W.D. Gann's Techniques

Gann to Dewey Cycle By Jules Newsom

GANN TO DEWEY CYCLES By Jules Newsom

Intro:

GANN TO DEWEY CYCLES by Jules Newsom is a compelling deep dive into the foundational principles and evolution of cycle theory in financial markets. The article compares and connects the insights of two pivotal figures—W.D. Gann and Edward R. Dewey—and explores how their unique approaches to cycle analysis shaped modern financial forecasting.

From Gann’s metaphysical and numerological techniques to Dewey’s scientific and data-driven research for the Foundation for the Study of Cycles, this article bridges historical methods with today’s computer-assisted forecasting tools. It even highlights contributions like Ferrera’s Wheels in Wheels and software-based cycle overlays for modern traders.

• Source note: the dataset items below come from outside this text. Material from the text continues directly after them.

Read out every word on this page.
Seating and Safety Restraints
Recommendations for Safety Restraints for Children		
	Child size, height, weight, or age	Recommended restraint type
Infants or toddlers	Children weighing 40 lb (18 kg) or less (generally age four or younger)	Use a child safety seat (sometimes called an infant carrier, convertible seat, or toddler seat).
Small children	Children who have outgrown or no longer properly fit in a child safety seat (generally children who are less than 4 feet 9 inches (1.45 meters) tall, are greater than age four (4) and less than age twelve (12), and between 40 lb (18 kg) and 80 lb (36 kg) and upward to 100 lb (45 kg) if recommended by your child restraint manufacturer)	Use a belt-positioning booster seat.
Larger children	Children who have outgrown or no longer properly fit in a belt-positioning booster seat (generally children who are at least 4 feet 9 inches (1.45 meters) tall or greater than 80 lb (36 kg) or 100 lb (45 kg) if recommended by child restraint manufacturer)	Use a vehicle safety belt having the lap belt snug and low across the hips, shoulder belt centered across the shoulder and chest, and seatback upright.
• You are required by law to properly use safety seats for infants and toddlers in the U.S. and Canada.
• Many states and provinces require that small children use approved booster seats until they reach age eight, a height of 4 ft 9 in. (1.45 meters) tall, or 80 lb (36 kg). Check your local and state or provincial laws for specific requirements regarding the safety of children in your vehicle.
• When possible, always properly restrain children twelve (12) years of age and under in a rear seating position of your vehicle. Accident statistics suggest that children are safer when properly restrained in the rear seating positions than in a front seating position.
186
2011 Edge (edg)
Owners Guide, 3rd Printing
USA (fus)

Whether you’re a Gann enthusiast, a cycles researcher, or a trader seeking predictive tools for market timing, this article serves as a powerful introduction to cycle forecasting’s sacred and scientific sides.

Description:

How do cycles work? You might as well ask the greater question “how does the universe work?” The real answer is that nobody knows for sure. But, “how to work with cycles” is a different story. And that kind of answer comes from our own point of view, level of experience and definition of the word Cycle itself. From a research standpoint, it makes a good starting point, and as it is written, “if you don’t ask, you won’t receive.” We will briefly look at two men deeply devoted to cycle investigation, W.D. Gann and Edward Dewey.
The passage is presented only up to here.